The Minnesota Department of Natural Resources (DNR) is proposing an inaugural gray wolf hunting and trapping season this fall that calls for a conservative harvest quota of 400 animals.
Wolf research indicates Minnesota’s wolf population could sustain a higher quota, but DNR officials say they are taking a measured approach to the state’s first season.
The proposal sets a quota of 6,000 licenses that will be allocated through a lottery system. Only one license will be allowed per hunter or trapper. Hunting would be allowed with firearms, archery equipment and muzzleloaders. Calls and bait would be allowed with restrictions.
The season is proposed for the end of November and would be closed once the quota is met. Hunters would be required to register animals on the same day they are harvested and data would be collected from carcasses. Other states with harvest seasons for wolves and other big game animals similarly monitor seasons and close them when quotas are met.
DNR will outline its proposals to the Legislature on Thursday, Jan. 26 before the Senate Environment and Natural Resources Committee and the House Environment, Energy and Natural Resources Policy and Finance Committee.
While the legislatively approved wolf management plan authorizes hunting and trapping seasons, the agency is seeking additional authorization from the state Legislature this session to offer a wolf license and implement other management strategies. Legislators will have to pass a bill by the end of the session and the governor will have to sign it in order for a season to be held.
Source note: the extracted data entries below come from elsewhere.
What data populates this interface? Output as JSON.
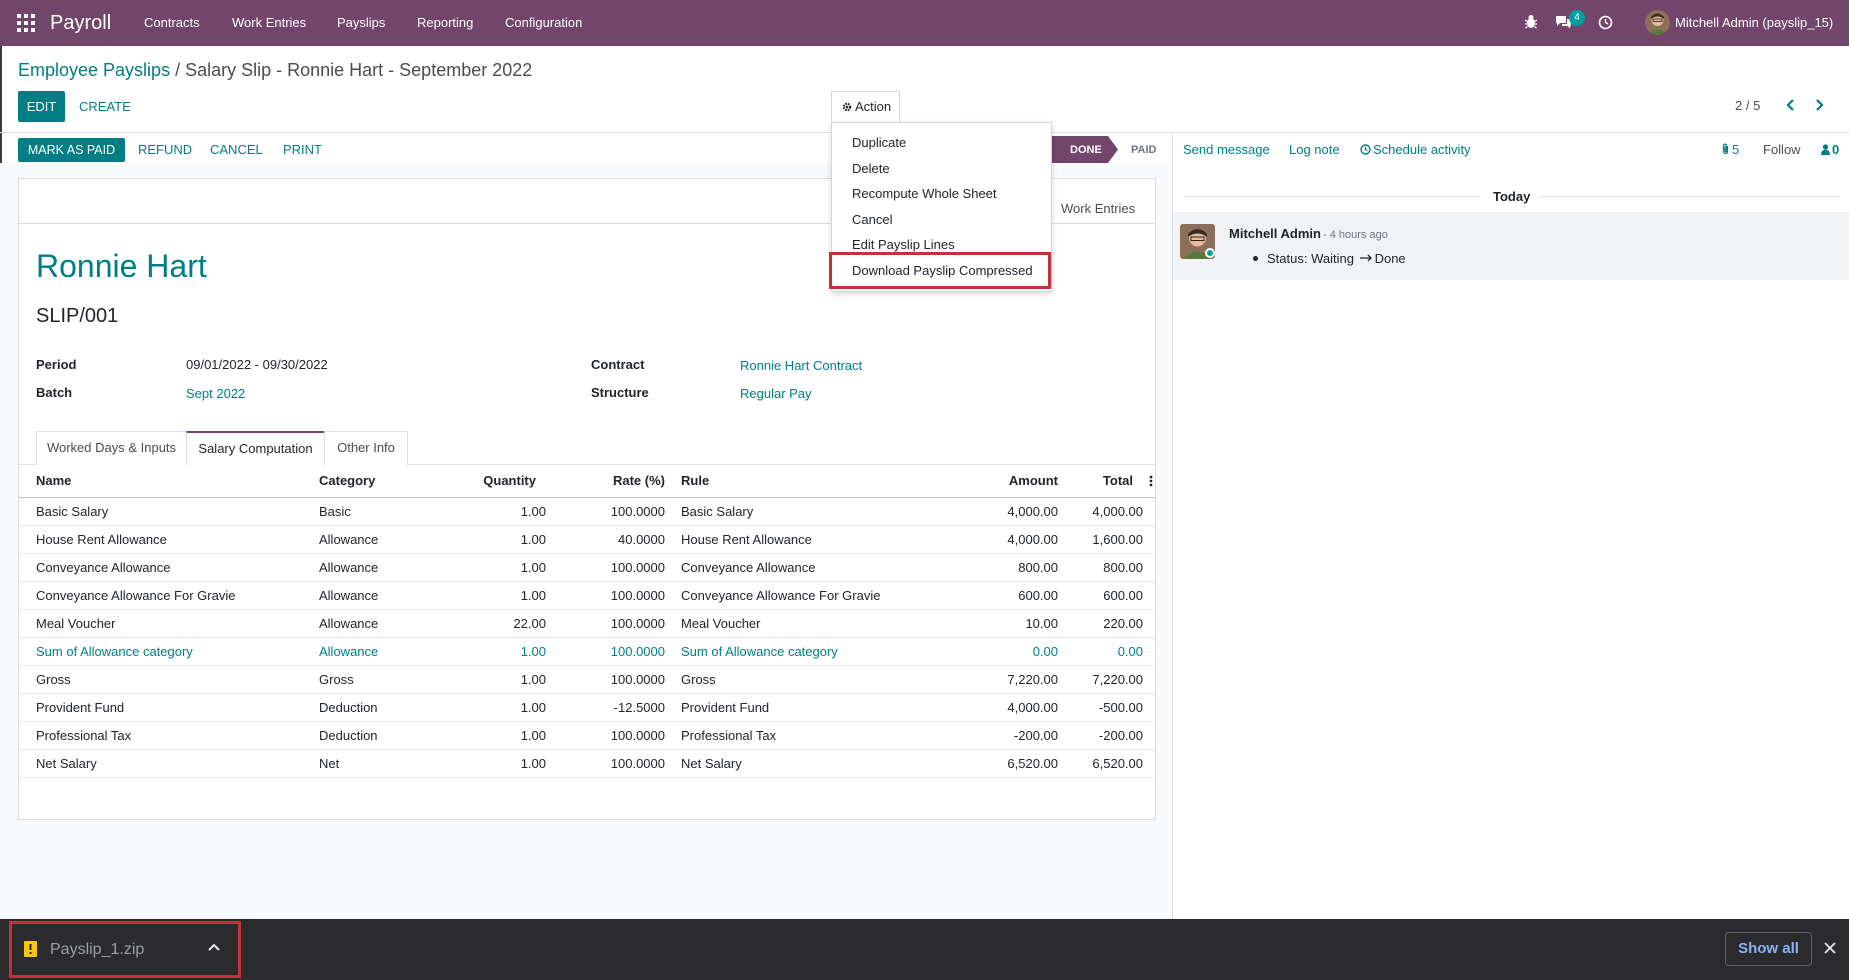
{
  "navbar": {
    "brand": "Payroll",
    "menu": [
      "Contracts",
      "Work Entries",
      "Payslips",
      "Reporting",
      "Configuration"
    ],
    "message_count": "4",
    "user": "Mitchell Admin (payslip_15)"
  },
  "breadcrumb": {
    "parent": "Employee Payslips",
    "separator": " / ",
    "current": "Salary Slip - Ronnie Hart - September 2022"
  },
  "control": {
    "edit": "EDIT",
    "create": "CREATE",
    "action": "Action",
    "pager": "2 / 5"
  },
  "statusbar": {
    "mark_as_paid": "MARK AS PAID",
    "refund": "REFUND",
    "cancel": "CANCEL",
    "print": "PRINT",
    "stages": [
      "DONE",
      "PAID"
    ],
    "active_stage": "DONE"
  },
  "action_menu": {
    "items": [
      "Duplicate",
      "Delete",
      "Recompute Whole Sheet",
      "Cancel",
      "Edit Payslip Lines",
      "Download Payslip Compressed"
    ],
    "highlighted": "Download Payslip Compressed"
  },
  "form": {
    "smart_button": "Work Entries",
    "employee": "Ronnie Hart",
    "number": "SLIP/001",
    "fields": {
      "period_label": "Period",
      "period": "09/01/2022 - 09/30/2022",
      "batch_label": "Batch",
      "batch": "Sept 2022",
      "contract_label": "Contract",
      "contract": "Ronnie Hart Contract",
      "structure_label": "Structure",
      "structure": "Regular Pay"
    },
    "tabs": [
      "Worked Days & Inputs",
      "Salary Computation",
      "Other Info"
    ],
    "active_tab": "Salary Computation"
  },
  "table": {
    "columns": [
      "Name",
      "Category",
      "Quantity",
      "Rate (%)",
      "Rule",
      "Amount",
      "Total"
    ],
    "rows": [
      [
        "Basic Salary",
        "Basic",
        "1.00",
        "100.0000",
        "Basic Salary",
        "4,000.00",
        "4,000.00"
      ],
      [
        "House Rent Allowance",
        "Allowance",
        "1.00",
        "40.0000",
        "House Rent Allowance",
        "4,000.00",
        "1,600.00"
      ],
      [
        "Conveyance Allowance",
        "Allowance",
        "1.00",
        "100.0000",
        "Conveyance Allowance",
        "800.00",
        "800.00"
      ],
      [
        "Conveyance Allowance For Gravie",
        "Allowance",
        "1.00",
        "100.0000",
        "Conveyance Allowance For Gravie",
        "600.00",
        "600.00"
      ],
      [
        "Meal Voucher",
        "Allowance",
        "22.00",
        "100.0000",
        "Meal Voucher",
        "10.00",
        "220.00"
      ],
      [
        "Sum of Allowance category",
        "Allowance",
        "1.00",
        "100.0000",
        "Sum of Allowance category",
        "0.00",
        "0.00"
      ],
      [
        "Gross",
        "Gross",
        "1.00",
        "100.0000",
        "Gross",
        "7,220.00",
        "7,220.00"
      ],
      [
        "Provident Fund",
        "Deduction",
        "1.00",
        "-12.5000",
        "Provident Fund",
        "4,000.00",
        "-500.00"
      ],
      [
        "Professional Tax",
        "Deduction",
        "1.00",
        "100.0000",
        "Professional Tax",
        "-200.00",
        "-200.00"
      ],
      [
        "Net Salary",
        "Net",
        "1.00",
        "100.0000",
        "Net Salary",
        "6,520.00",
        "6,520.00"
      ]
    ]
  },
  "chatter": {
    "send_message": "Send message",
    "log_note": "Log note",
    "schedule_activity": "Schedule activity",
    "attachments": "5",
    "follow": "Follow",
    "followers": "0",
    "date_separator": "Today",
    "author": "Mitchell Admin",
    "time": "- 4 hours ago",
    "tracking": "Status: Waiting",
    "tracking_new": "Done"
  },
  "download_bar": {
    "file": "Payslip_1.zip",
    "show_all": "Show all"
  },
  "colors": {
    "brand": "#71466a",
    "primary": "#017e84",
    "highlight_border": "#c7303b"
  }
}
The DNR will also take public comments prior to finalizing and implementing a wolf season.
The initial season will allow wolf biologists to collect information on hunter and trapper interest and harvest success and will provide biological information on harvested wolves to help inform future wolf population management and monitoring. The state has an estimated population of 3,000 gray wolves and past surveys indicate the population is stable.
Wolves are prolific, survival of young is generally high and populations can offset effects of mortality caused by hunting and trapping seasons, DNR officials say.
The DNR intends to manage wolves as a prized and high-value fur species by setting the season when pelts are most prime, limiting the take through a lottery and requiring animals be registered.
DNR plans to adjust the framework of future wolf seasons based on information collected during the inaugural season. This adaptive management approach will result in progressive changes as the DNR learns how to best manage a wolf season in Minnesota. The wolf harvest quota does consider other causes of mortality such as removal due to livestock and domestic animal depredation and threats and vehicle collisions.
The agency will also be undertaking a new wolf population survey starting next winter.
Minnesota’s population of Great Lakes gray wolves transitions from federal protection to state management on Friday, Jan. 27. That is when the DNR implements its state management plan, which is designed to ensure their long-term survival of wolves in the state.
The agency has three lead conservation officers designated to ensure enforcement of the state’s wolf laws by conservation officers throughout the wolf range. The agency also has a wolf research biologist and management specialist.
Information on changes to regulations on taking wolves to protect domestic animals can be found online at mndnr.gov/wolves.